Esses homens latas protestam pela realização da promessa que deram a ele de que quando tivesse os estudos concluídos, teria tudo que quisesse, carro, casa, bugigangas tecnológicas de última geração, produtos que os mantém jovens etc.. E duas soluções parecem, para esse ser acrítico, demonstrar o caminho mais fácil para alcançar essa promessa: o fim da corrupção, pois se o político não roubasse o nosso dinheiro o Brasil não teria tanta dívida; e o extermínio de bandidos, pois estes impedem a liberdade de consumir. Tudo tem a ver com dinheiro, exatamente como o sistema quer, exatamente como esse homem lata foi adestrado a pensar.

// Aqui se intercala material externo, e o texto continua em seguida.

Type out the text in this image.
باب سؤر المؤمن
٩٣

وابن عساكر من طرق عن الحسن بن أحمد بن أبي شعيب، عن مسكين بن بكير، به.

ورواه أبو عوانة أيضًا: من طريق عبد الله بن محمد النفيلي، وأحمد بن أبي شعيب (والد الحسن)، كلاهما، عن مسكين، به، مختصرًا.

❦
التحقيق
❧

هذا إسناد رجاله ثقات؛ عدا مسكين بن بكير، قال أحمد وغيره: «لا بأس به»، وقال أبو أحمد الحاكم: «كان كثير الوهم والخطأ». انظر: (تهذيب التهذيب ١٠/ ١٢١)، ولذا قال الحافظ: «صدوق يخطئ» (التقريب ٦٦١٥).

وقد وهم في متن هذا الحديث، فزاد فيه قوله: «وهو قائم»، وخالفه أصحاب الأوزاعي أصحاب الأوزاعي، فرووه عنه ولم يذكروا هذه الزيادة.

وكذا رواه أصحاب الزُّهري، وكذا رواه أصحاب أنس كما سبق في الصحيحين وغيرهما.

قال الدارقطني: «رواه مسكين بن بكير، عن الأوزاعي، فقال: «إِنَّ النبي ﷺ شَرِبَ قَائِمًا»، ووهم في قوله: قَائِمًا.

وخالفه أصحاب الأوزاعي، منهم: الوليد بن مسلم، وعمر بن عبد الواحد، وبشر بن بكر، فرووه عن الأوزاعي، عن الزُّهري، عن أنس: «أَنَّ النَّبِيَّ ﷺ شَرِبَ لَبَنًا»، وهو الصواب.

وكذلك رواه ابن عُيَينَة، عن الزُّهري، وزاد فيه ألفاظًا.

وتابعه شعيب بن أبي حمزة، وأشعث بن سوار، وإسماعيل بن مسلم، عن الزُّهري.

Quem não lembra dos torcedores brasileiros que fizeram aquele vexame na Rússia durante a Copa do Mundo? Aqueles homens machistas eram todos formados, engenheiros, ex-secretários, enfim, símbolos da educação utilitarista irracional ensinada em nossas escolas. Reproduzem de forma acrítica o conteúdo que recebem, porque não possuem capacidade interpretativa para ir além da forma rasa de como as coisas lhes aparecem.
A alienação que impulsiona a revolta, o voto de protesto, em prol da realização dessa promessa da educação utilitarista, é tão poderosa que faz um assistente social defender um discurso que menospreza as populações carentes, uma mulher votar em um político que nada fará pela igualdade de gênero, um professor escolher um candidato que afirmar exonerar os profissionais da educação em nome da educação a distância.
Esse sintoma revela que precisamos de uma educação para além das promessas utilitaristas. Eliminar o discurso predominante que afirma que estudar serve apenas para arrumar um bom emprego, menosprezando, levianamente, a função humana e progressista do ensino.
Caso o candidato do PSL venha a ocupar o cargo de presidente, as escolas transformar-se-ão em antros formadores de bolsominions de forma mais clara. Diretores militares de escolas vazias - já que o deputado defende a implementação do ensino a distância - irão promover a coloração amarelada da pele de todos, pondo fim, assim, às desigualdades raciais. Os discentes sairão dessas escolas falando uma língua confusa, bruta, que somente o chefe será capaz de entender. Saberão fabricar máquinas e armas em uma linha de produção sem desobedecer. E as mulheres estarão lá, em casa, pelejando para reforçar a imagem materna e ajudando o marido quando esse precisar (quem viu o Meu Malvado Favorito 3 pôde perceber que a mulher de Gru, Lucy, foi retratada dessa maneira).5
Será uma produção em massa desses seres obedientes apenas ao chefe, fazendo sem pensar tudo que ele mandar. É triste imaginar que em pleno século XXI, um tema tão explorado na ficção científica pode vir a ser real.
1 https://www1.folha.uol.com.br/amp/poder/2018/08/bolsonaro-e-lula-estao-tecnicamente-empatados-entre-os-mais-escolarizados.shtml
2 EINSTEIN, Albert. Por que socialismo? https://www.marxists.org/portugues/einstein/1949/05/socialismo.html
3 Paulo Freire. Educação e mudança. Rio de Janeiro: Paz e Terra, 1979, p.23.
4 MÉSZÁROS, István (org.). A educação para além do capital. São Paulo: Boitempo, 2008. p. 59.